#Kolwezi : La DGI met Kamoto Copper Company sous scellés pour un litige fiscal de près de 3 milliards USD, un choc pour le secteur minier congolais

Kolwezi, 9 juillet 2026 – La Direction Générale des Impôts (DGI) a procédé, ce jeudi 9 juillet, à la mise sous scellés des installations de Kamoto Copper Company (KCC), à Kolwezi, dans la province du Lualaba.

Cette mesure, qui entraîne la suspension temporaire des activités de cette importante société minière contrôlée par le groupe Glencore, intervient dans le cadre d’un important différend fiscal évalué à près de 3 milliards de dollars américains.Selon les informations disponibles, cette décision de l’administration fiscale congolaise vise à contraindre l’entreprise à régulariser sa situation vis-à-vis du Trésor public. Les installations concernées ont été scellées par les agents de la DGI, entraînant un arrêt immédiat des opérations d’exploitation sur le site.KCC figure parmi les plus grands producteurs de cuivre et de cobalt de la République démocratique du Congo.

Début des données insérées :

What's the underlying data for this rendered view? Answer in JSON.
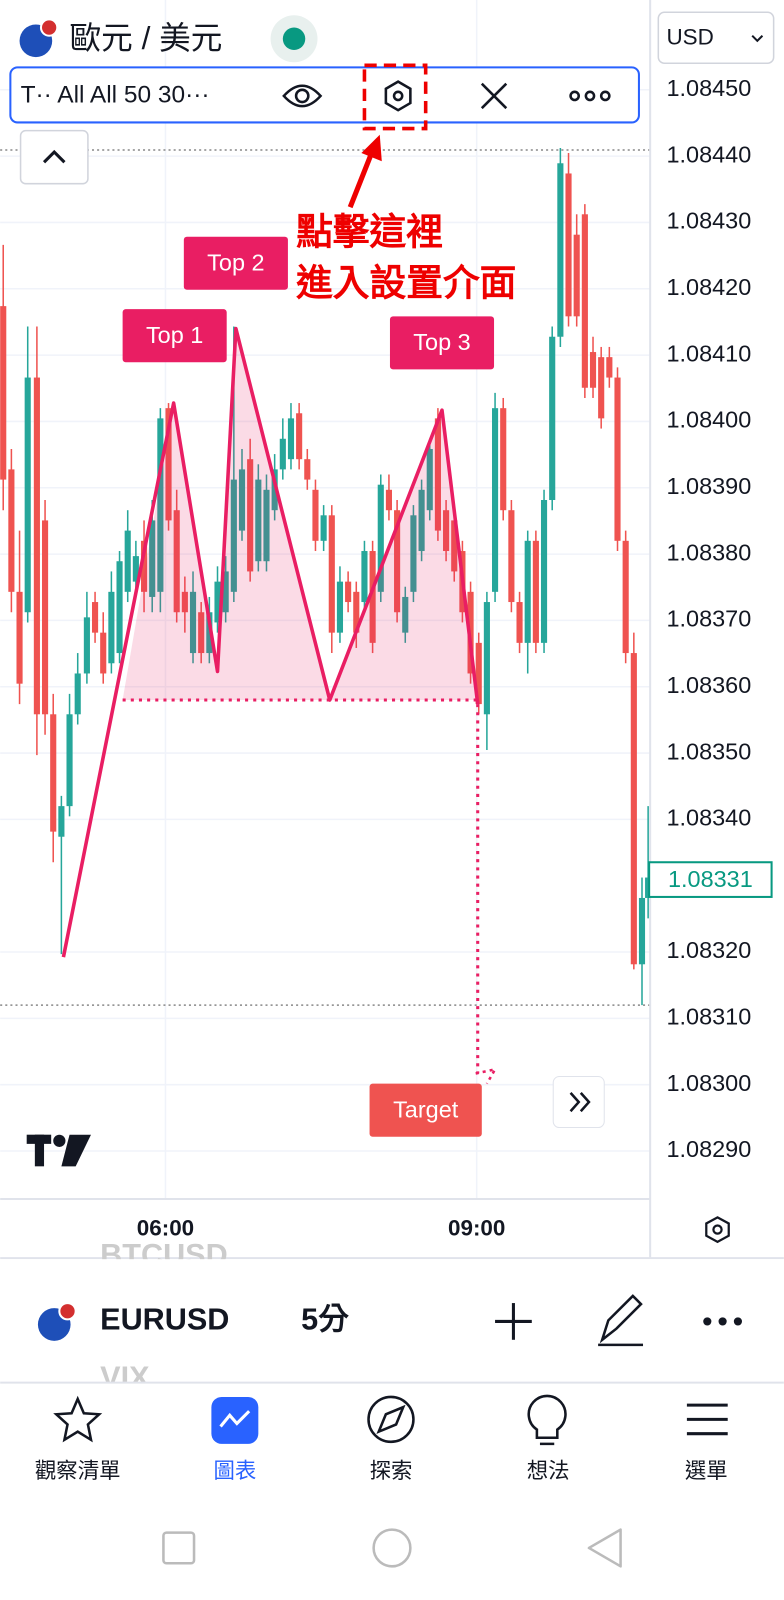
{
  "header": {
    "symbol": "歐元 / 美元",
    "currency": "USD"
  },
  "toolbar": {
    "indicator": "T·· All All 50 30···"
  },
  "price_axis": {
    "labels": [
      "1.08450",
      "1.08440",
      "1.08430",
      "1.08420",
      "1.08410",
      "1.08400",
      "1.08390",
      "1.08380",
      "1.08370",
      "1.08360",
      "1.08350",
      "1.08340",
      "1.08320",
      "1.08310",
      "1.08300",
      "1.08290"
    ],
    "current_price": "1.08331"
  },
  "annotation": {
    "lines": [
      "點擊這裡",
      "進入設置介面"
    ]
  },
  "pattern": {
    "tops": [
      "Top 1",
      "Top 2",
      "Top 3"
    ],
    "target": "Target"
  },
  "time_axis": {
    "labels": [
      "06:00",
      "09:00"
    ]
  },
  "symbol_bar": {
    "previous": "BTCUSD",
    "symbol": "EURUSD",
    "interval": "5分",
    "next": "VIX"
  },
  "nav": {
    "items": [
      "觀察清單",
      "圖表",
      "探索",
      "想法",
      "選單"
    ]
  }
}
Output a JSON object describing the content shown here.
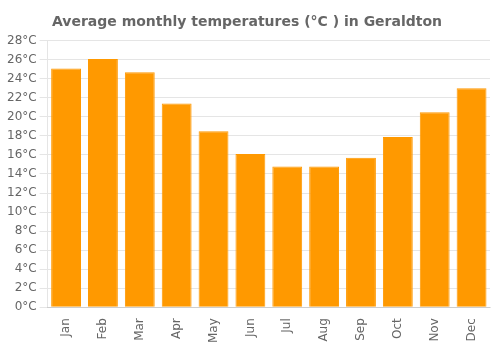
{
  "chart_data": {
    "type": "bar",
    "title": "Average monthly temperatures (°C ) in Geraldton",
    "categories": [
      "Jan",
      "Feb",
      "Mar",
      "Apr",
      "May",
      "Jun",
      "Jul",
      "Aug",
      "Sep",
      "Oct",
      "Nov",
      "Dec"
    ],
    "values": [
      25.1,
      26.1,
      24.7,
      21.4,
      18.5,
      16.1,
      14.8,
      14.8,
      15.7,
      17.9,
      20.5,
      23.0
    ],
    "color": "#FF9900",
    "ylim": [
      0,
      28
    ],
    "yticks": [
      {
        "value": 0,
        "label": "0°C"
      },
      {
        "value": 2,
        "label": "2°C"
      },
      {
        "value": 4,
        "label": "4°C"
      },
      {
        "value": 6,
        "label": "6°C"
      },
      {
        "value": 8,
        "label": "8°C"
      },
      {
        "value": 10,
        "label": "10°C"
      },
      {
        "value": 12,
        "label": "12°C"
      },
      {
        "value": 14,
        "label": "14°C"
      },
      {
        "value": 16,
        "label": "16°C"
      },
      {
        "value": 18,
        "label": "18°C"
      },
      {
        "value": 20,
        "label": "20°C"
      },
      {
        "value": 22,
        "label": "22°C"
      },
      {
        "value": 24,
        "label": "24°C"
      },
      {
        "value": 26,
        "label": "26°C"
      },
      {
        "value": 28,
        "label": "28°C"
      }
    ],
    "grid": true
  }
}
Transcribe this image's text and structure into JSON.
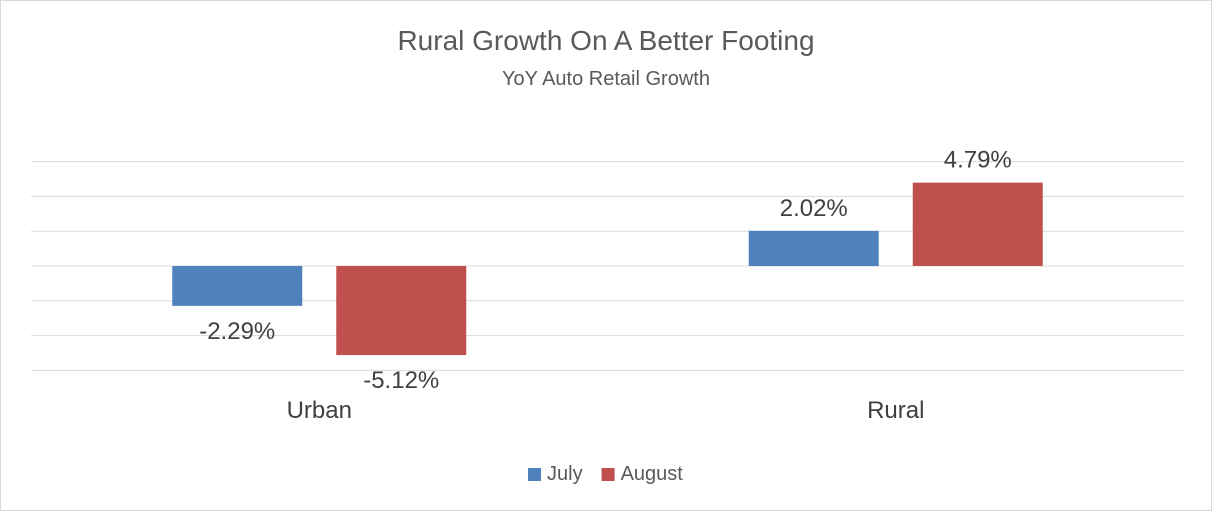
{
  "chart_data": {
    "type": "bar",
    "title": "Rural Growth On A Better Footing",
    "subtitle": "YoY Auto Retail Growth",
    "categories": [
      "Urban",
      "Rural"
    ],
    "series": [
      {
        "name": "July",
        "color": "#4f81bd",
        "values": [
          -2.29,
          2.02
        ],
        "labels": [
          "-2.29%",
          "2.02%"
        ]
      },
      {
        "name": "August",
        "color": "#c0504d",
        "values": [
          -5.12,
          4.79
        ],
        "labels": [
          "-5.12%",
          "4.79%"
        ]
      }
    ],
    "ylim": [
      -6,
      6
    ],
    "grid": true,
    "legend_position": "bottom"
  }
}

L’entreprise joue un rôle stratégique dans l’économie nationale grâce à ses importantes exportations, à sa contribution fiscale, ainsi qu’aux milliers d’emplois directs et indirects qu’elle génère dans la province du Lualaba.La suspension des activités de cette filiale de Glencore suscite de nombreuses inquiétudes.

Au-delà de ses répercussions sur les travailleurs et les sous-traitants, cette interruption pourrait affecter les recettes publiques, ralentir les activités économiques dans la région de Kolwezi et perturber les chaînes d’approvisionnement en cuivre et en cobalt, deux minerais essentiels à la transition énergétique mondiale.

Le cuivre est un métal indispensable à la fabrication des réseaux électriques, des infrastructures industrielles et des véhicules électriques, tandis que le cobalt demeure une matière première stratégique dans la production des batteries rechargeables. Une interruption prolongée de la production de KCC pourrait ainsi avoir des répercussions sur les marchés internationaux, où la RDC occupe une place dominante dans la production mondiale de cobalt.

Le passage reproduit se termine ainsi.